Technical information
- Licensing authority: FCC
- Facility ID: 41980
- Class: B
- ERP: 24,500 watts
- HAAT: 306 meters (1,004 ft)
- Translator: HD3: 103.3 W277AE (Madison)

Links
- Public license information: Public file; LMS;
- Webcast: Listen live (via iHeartRadio); HD2: Listen live (via iHeartRadio); HD3: Listen live;
- Website: z104fm.iheart.com; HD3: www.air1.com;

= WZEE =

WZEE (104.1 FM) is a radio station licensed to Madison, Wisconsin, and serving South Central Wisconsin. Known on-air as "Z104", the station is owned and operated by iHeartMedia and broadcasts an adult-leaning top 40 (CHR) music format.

==History==

former logo

The station was first licensed on November 1, 1949, as WFOW, owned by Earl W. Fessler. The call sign was changed to WMFM on July 15, 1952. In 1974, the station converted from classical music to its current Top 40 (CHR) format, adopting the WZEE call sign and "Z104" on-air brand as well. During its early years, "Z104" ran an automated Top 40 format XT40 from Drake-Chenault programming, but live-and-local content would be added to the station over the years.

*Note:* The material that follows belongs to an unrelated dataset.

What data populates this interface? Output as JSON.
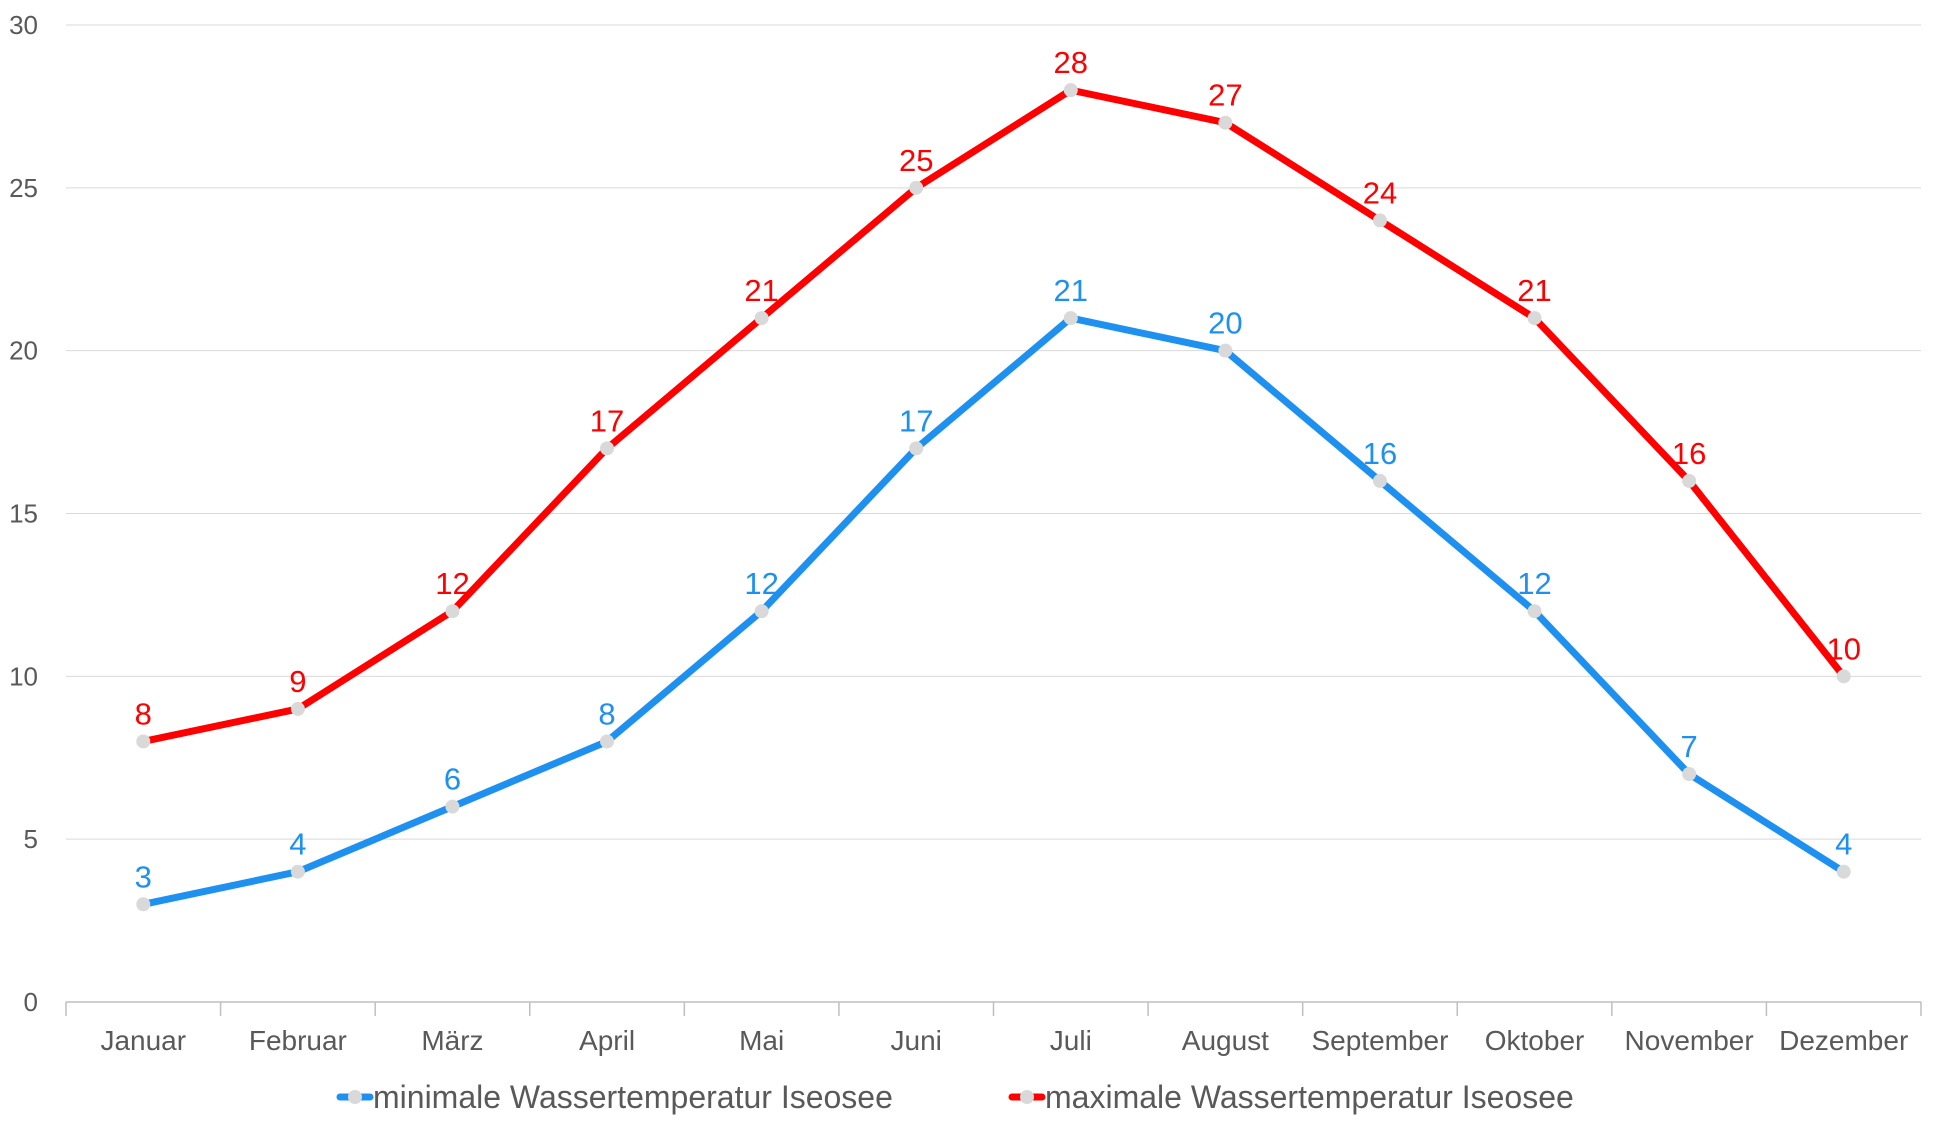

In June 1987, Z104 was one of several Top 40 stations in the United States to ban George Michael's top-charting song I Want Your Sex entirely by the station's music director Matt Hudson. Hudson replied to The Capital Times that the station's huge teenage audience made the recording too hot to handle, and he did not want to be responsible for putting out the message that is okay to say the title of the song, especially for the 12-year-olds who listened to Z104.

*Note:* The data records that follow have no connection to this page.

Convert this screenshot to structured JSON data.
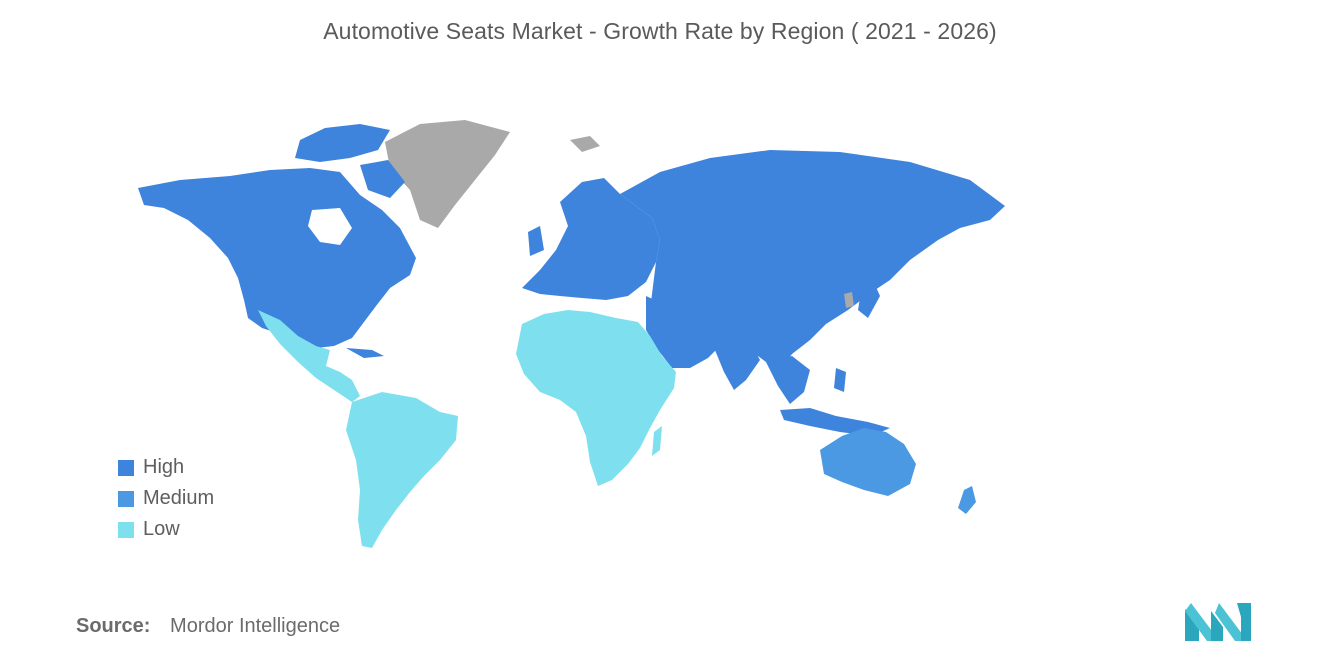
{
  "title": "Automotive Seats Market - Growth Rate by Region ( 2021 - 2026)",
  "legend": [
    {
      "label": "High",
      "color": "#3e83dc"
    },
    {
      "label": "Medium",
      "color": "#4b99e2"
    },
    {
      "label": "Low",
      "color": "#7ee0ee"
    }
  ],
  "no_data_color": "#a9a9a9",
  "source": {
    "label": "Source:",
    "value": "Mordor Intelligence"
  },
  "logo": {
    "name": "mordor-intelligence-logo",
    "color": "#4cc3d4"
  },
  "regions": [
    {
      "name": "North America",
      "level": "High"
    },
    {
      "name": "Europe",
      "level": "High"
    },
    {
      "name": "Asia-Pacific",
      "level": "High"
    },
    {
      "name": "Australia & New Zealand",
      "level": "Medium"
    },
    {
      "name": "South America",
      "level": "Low"
    },
    {
      "name": "Middle East & Africa",
      "level": "Low"
    }
  ]
}
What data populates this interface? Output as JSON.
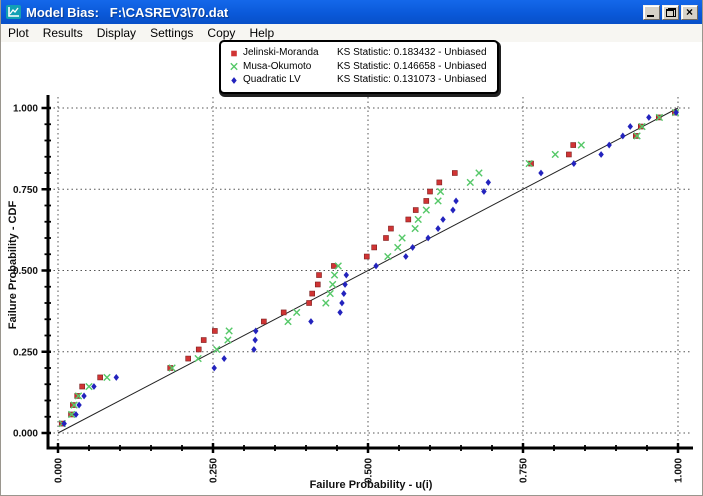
{
  "window": {
    "title": "Model Bias:   F:\\CASREV3\\70.dat",
    "close_glyph": "×",
    "icons": {
      "app": "model-bias-chart-icon",
      "minimize": "minimize-icon",
      "restore": "restore-icon",
      "close": "close-icon"
    }
  },
  "menu": {
    "items": [
      "Plot",
      "Results",
      "Display",
      "Settings",
      "Copy",
      "Help"
    ]
  },
  "legend": {
    "items": [
      {
        "name": "Jelinski-Moranda",
        "ks": "KS Statistic: 0.183432 - Unbiased",
        "marker": "square",
        "color": "#d03434"
      },
      {
        "name": "Musa-Okumoto",
        "ks": "KS Statistic: 0.146658 - Unbiased",
        "marker": "x",
        "color": "#55c868"
      },
      {
        "name": "Quadratic LV",
        "ks": "KS Statistic: 0.131073 - Unbiased",
        "marker": "diamond",
        "color": "#2323bd"
      }
    ]
  },
  "chart_data": {
    "type": "scatter",
    "title": "",
    "xlabel": "Failure Probability - u(i)",
    "ylabel": "Failure Probability - CDF",
    "xlim": [
      0,
      1
    ],
    "ylim": [
      0,
      1
    ],
    "xticks": [
      0,
      0.25,
      0.5,
      0.75,
      1.0
    ],
    "yticks": [
      0,
      0.25,
      0.5,
      0.75,
      1.0
    ],
    "tick_labels": [
      "0.000",
      "0.250",
      "0.500",
      "0.750",
      "1.000"
    ],
    "minor_tick_step": 0.05,
    "grid": "dotted",
    "legend_position": "top-center",
    "reference_line": {
      "from": [
        0,
        0
      ],
      "to": [
        1,
        1
      ]
    },
    "series": [
      {
        "name": "Jelinski-Moranda",
        "marker": "square",
        "color": "#d03434",
        "edge": "#7d1f1f",
        "points": [
          [
            0.006,
            0.029
          ],
          [
            0.021,
            0.057
          ],
          [
            0.024,
            0.086
          ],
          [
            0.031,
            0.114
          ],
          [
            0.039,
            0.143
          ],
          [
            0.068,
            0.171
          ],
          [
            0.181,
            0.2
          ],
          [
            0.21,
            0.229
          ],
          [
            0.227,
            0.257
          ],
          [
            0.235,
            0.286
          ],
          [
            0.253,
            0.314
          ],
          [
            0.332,
            0.343
          ],
          [
            0.364,
            0.371
          ],
          [
            0.405,
            0.4
          ],
          [
            0.41,
            0.429
          ],
          [
            0.419,
            0.457
          ],
          [
            0.421,
            0.486
          ],
          [
            0.445,
            0.514
          ],
          [
            0.498,
            0.543
          ],
          [
            0.51,
            0.571
          ],
          [
            0.529,
            0.6
          ],
          [
            0.537,
            0.629
          ],
          [
            0.565,
            0.657
          ],
          [
            0.577,
            0.686
          ],
          [
            0.594,
            0.714
          ],
          [
            0.6,
            0.743
          ],
          [
            0.615,
            0.771
          ],
          [
            0.64,
            0.8
          ],
          [
            0.763,
            0.829
          ],
          [
            0.824,
            0.857
          ],
          [
            0.831,
            0.886
          ],
          [
            0.932,
            0.914
          ],
          [
            0.94,
            0.943
          ],
          [
            0.969,
            0.971
          ],
          [
            0.995,
            0.986
          ]
        ]
      },
      {
        "name": "Musa-Okumoto",
        "marker": "x",
        "color": "#55c868",
        "edge": "#55c868",
        "points": [
          [
            0.007,
            0.029
          ],
          [
            0.022,
            0.057
          ],
          [
            0.026,
            0.086
          ],
          [
            0.033,
            0.114
          ],
          [
            0.05,
            0.143
          ],
          [
            0.079,
            0.171
          ],
          [
            0.184,
            0.2
          ],
          [
            0.226,
            0.229
          ],
          [
            0.256,
            0.257
          ],
          [
            0.274,
            0.286
          ],
          [
            0.276,
            0.314
          ],
          [
            0.371,
            0.343
          ],
          [
            0.385,
            0.371
          ],
          [
            0.432,
            0.4
          ],
          [
            0.439,
            0.429
          ],
          [
            0.443,
            0.457
          ],
          [
            0.446,
            0.486
          ],
          [
            0.452,
            0.514
          ],
          [
            0.532,
            0.543
          ],
          [
            0.548,
            0.571
          ],
          [
            0.555,
            0.6
          ],
          [
            0.576,
            0.629
          ],
          [
            0.581,
            0.657
          ],
          [
            0.594,
            0.686
          ],
          [
            0.613,
            0.714
          ],
          [
            0.617,
            0.743
          ],
          [
            0.665,
            0.771
          ],
          [
            0.679,
            0.8
          ],
          [
            0.76,
            0.829
          ],
          [
            0.802,
            0.857
          ],
          [
            0.844,
            0.886
          ],
          [
            0.934,
            0.914
          ],
          [
            0.942,
            0.943
          ],
          [
            0.97,
            0.971
          ],
          [
            0.996,
            0.986
          ]
        ]
      },
      {
        "name": "Quadratic LV",
        "marker": "diamond",
        "color": "#2323bd",
        "edge": "#15157a",
        "points": [
          [
            0.01,
            0.029
          ],
          [
            0.029,
            0.057
          ],
          [
            0.034,
            0.086
          ],
          [
            0.042,
            0.114
          ],
          [
            0.058,
            0.143
          ],
          [
            0.094,
            0.171
          ],
          [
            0.252,
            0.2
          ],
          [
            0.268,
            0.229
          ],
          [
            0.316,
            0.257
          ],
          [
            0.318,
            0.286
          ],
          [
            0.319,
            0.314
          ],
          [
            0.408,
            0.343
          ],
          [
            0.455,
            0.371
          ],
          [
            0.458,
            0.4
          ],
          [
            0.461,
            0.429
          ],
          [
            0.463,
            0.457
          ],
          [
            0.465,
            0.486
          ],
          [
            0.513,
            0.514
          ],
          [
            0.561,
            0.543
          ],
          [
            0.572,
            0.571
          ],
          [
            0.597,
            0.6
          ],
          [
            0.613,
            0.629
          ],
          [
            0.621,
            0.657
          ],
          [
            0.637,
            0.686
          ],
          [
            0.642,
            0.714
          ],
          [
            0.687,
            0.743
          ],
          [
            0.694,
            0.771
          ],
          [
            0.779,
            0.8
          ],
          [
            0.832,
            0.829
          ],
          [
            0.876,
            0.857
          ],
          [
            0.889,
            0.886
          ],
          [
            0.911,
            0.914
          ],
          [
            0.923,
            0.943
          ],
          [
            0.953,
            0.971
          ],
          [
            0.997,
            0.986
          ]
        ]
      }
    ]
  }
}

Z104 was original home to the popular morning drive-time pairing of "Connie and Fish" during the 2000s; the pair would move to Clear Channel's Milwaukee classic rock sister station WQBW in 2008, with the show remaining on WZEE in a simulcast. When WQBW became Top 40 station WRNW in 2010, "Connie & Fish" became "Connie & Curtis" after "Fish" Calloway left Clear Channel to work for the competitor WJQM. On September 4, 2012, "Connie & Curtis" (who had left for WLHT in West Michigan) would be replaced on both WZEE and WRNW by the nationally syndicated Elvis Duran and the Morning Show. "Z104" schedule features voicetracked or syndicated programming (including Elvis Duran and fellow Premiere Networks show On Air with Ryan Seacrest).

==HD Radio==
WZEE broadcasts a HD radio signal, with its HD2 subchannel originally carrying an urban contemporary/hip-hop format to complement the main "Z104" format; that format was replaced in fall 2013 by a simulcast of "Classical Highlights", a classical music channel that is heard on iHeartMedia's iHeartRadio platform. By December 2022, Classical Highlights would be replaced with "The Standard", iHeartRadio's channel devoted to music and artists of the adult standards and golden oldies genres.

WZEE briefly aired a simulcast of sister sports station WTSO on its HD3 subchannel in 2012. The HD3 signal would be restarted by July 2021, carrying the contemporary worship music network Air1 and serving as the originating signal of low-power simulcast W277AE, which is owned by Air1 parent Educational Media Foundation.